Nombres

Names

Fashionistas are inclusive, and it's so great but the fact they have a number by "name" with a brief model description (#67CactusCutie) has, in my opinion, an appalling human message: "we are a 'number' in a more or less beautiful outfit". We must remember that historically humans have been numbered to remove all the humanity and the uniqueness of the individual.

The name makes us unique and Ruth Handler gave her doll one very dear to her, the name of her daughter Barbie and logically Ken took after her son. But this didn't go smooth to the intelligent and sensitive Ken who always resented the impact of the doll on him. Stacey was named after one of Ken's daughters. "The Body Burden: Living in the shadow of Barbie" is the book she wrote about her fight with obesity and eating disorders.

Of course to name your creations after your dear ones is well intentioned and the impact could not be foreseen nor the tremendous success of Barbie but that kind of problems usually root deeper to blame the doll as the only cause.

Barbara Roberts and Ken Carson point us in the direction of Carson and Roberts the advertising agency who made mattel win lots of money. Then Barbara Handler married Allan Segal, so Ken's friend was Allan. Casuality or not Allan was discontinued when they divorced to reapear in 90s.
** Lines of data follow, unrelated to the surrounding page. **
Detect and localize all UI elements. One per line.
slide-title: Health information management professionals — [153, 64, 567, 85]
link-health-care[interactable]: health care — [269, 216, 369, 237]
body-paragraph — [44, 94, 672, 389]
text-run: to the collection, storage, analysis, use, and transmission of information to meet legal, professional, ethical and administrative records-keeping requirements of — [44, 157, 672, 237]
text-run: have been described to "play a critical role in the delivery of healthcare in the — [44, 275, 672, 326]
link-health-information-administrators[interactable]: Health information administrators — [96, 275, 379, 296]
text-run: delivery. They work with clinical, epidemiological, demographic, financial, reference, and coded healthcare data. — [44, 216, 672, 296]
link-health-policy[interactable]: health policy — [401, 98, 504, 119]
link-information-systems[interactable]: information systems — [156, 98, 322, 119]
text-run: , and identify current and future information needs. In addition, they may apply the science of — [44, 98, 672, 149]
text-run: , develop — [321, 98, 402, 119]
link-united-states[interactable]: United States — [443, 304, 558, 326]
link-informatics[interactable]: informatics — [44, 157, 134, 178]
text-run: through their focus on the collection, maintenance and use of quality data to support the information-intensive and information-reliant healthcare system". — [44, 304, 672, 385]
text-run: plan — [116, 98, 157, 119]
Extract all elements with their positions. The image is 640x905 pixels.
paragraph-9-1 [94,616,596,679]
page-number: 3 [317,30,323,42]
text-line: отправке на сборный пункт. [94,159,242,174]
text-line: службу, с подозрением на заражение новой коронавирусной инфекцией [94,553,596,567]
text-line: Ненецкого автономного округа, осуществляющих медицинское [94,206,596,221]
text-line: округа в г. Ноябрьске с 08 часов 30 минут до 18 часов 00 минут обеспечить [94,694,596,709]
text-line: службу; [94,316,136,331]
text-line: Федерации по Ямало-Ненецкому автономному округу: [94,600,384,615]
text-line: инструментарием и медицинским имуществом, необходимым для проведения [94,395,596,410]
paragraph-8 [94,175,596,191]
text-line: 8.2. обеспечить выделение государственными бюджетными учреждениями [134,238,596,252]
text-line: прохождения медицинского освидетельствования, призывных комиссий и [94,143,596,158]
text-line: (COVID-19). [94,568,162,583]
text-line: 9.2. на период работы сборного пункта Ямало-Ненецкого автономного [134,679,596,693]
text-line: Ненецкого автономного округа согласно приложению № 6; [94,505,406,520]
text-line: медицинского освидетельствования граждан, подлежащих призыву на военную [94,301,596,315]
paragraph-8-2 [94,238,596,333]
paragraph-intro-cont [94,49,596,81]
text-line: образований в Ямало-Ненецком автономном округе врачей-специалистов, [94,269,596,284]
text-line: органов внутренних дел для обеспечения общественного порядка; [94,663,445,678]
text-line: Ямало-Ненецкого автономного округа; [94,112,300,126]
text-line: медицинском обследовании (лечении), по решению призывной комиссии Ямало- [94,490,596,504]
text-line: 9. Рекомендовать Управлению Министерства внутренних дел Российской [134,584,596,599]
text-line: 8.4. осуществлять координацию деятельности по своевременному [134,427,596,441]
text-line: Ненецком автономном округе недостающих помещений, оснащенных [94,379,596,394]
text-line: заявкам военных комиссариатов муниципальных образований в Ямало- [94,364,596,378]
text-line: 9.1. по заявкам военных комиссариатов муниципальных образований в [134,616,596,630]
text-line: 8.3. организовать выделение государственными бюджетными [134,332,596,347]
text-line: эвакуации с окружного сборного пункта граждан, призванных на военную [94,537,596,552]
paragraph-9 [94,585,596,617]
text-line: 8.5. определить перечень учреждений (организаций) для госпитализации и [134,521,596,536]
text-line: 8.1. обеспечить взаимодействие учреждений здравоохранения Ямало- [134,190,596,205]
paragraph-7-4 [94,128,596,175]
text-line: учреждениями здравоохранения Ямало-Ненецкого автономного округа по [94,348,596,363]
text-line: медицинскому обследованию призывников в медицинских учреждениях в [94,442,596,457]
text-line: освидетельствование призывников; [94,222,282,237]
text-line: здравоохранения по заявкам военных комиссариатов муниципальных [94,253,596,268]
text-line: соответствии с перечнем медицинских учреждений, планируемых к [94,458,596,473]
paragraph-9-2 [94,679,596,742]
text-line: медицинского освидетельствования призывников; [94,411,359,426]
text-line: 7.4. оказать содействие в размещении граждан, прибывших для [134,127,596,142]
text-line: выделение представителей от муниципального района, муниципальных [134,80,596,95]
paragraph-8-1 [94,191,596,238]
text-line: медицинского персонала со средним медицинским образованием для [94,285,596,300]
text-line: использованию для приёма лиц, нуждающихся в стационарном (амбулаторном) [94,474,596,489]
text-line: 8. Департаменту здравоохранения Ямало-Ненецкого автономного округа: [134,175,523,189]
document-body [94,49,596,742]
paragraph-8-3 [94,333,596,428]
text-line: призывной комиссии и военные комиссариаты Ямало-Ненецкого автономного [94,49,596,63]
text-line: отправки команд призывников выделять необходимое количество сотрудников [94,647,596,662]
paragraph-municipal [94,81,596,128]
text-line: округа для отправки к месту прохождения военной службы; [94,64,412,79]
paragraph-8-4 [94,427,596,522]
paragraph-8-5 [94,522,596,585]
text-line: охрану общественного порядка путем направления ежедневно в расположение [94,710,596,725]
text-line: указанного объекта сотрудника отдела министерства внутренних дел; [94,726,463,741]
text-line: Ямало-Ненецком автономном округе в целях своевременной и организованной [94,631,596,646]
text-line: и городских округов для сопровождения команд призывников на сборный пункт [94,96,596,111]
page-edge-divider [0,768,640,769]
The doll Baby Cheryl was named after the first daughter of the real Barbie and Todd was named after her son.

Other sources for names were on TV like Francie, pressumably inspired by Sally Field's Gidget whose dad called her "Francie" or they could be nicknames as Ruth Handler says in Dream Doll: "Incidentally, we gave Skipper (and her soon-to-be-introduced friend Skooter) their names because cute nicknames were in vogue in the mid-1960s"

...like the first celebrity barbie doll who was known as Twiggy (stick), names make us unique and, while many children give other names to their dolls during the game, when the dolls return to the shelf are Barbie or Ken with a direct link to them and for this reason, sometimes, the names of the dolls changed, adapting them to a certain country to attract children better, such as Miko and Whitney, who were Marina and Laura in Spain at a time when those names were fashionable and we all knew a Marina or a Laura in our class or in other groups.

So Barbie stopped to be "it" and became a "she".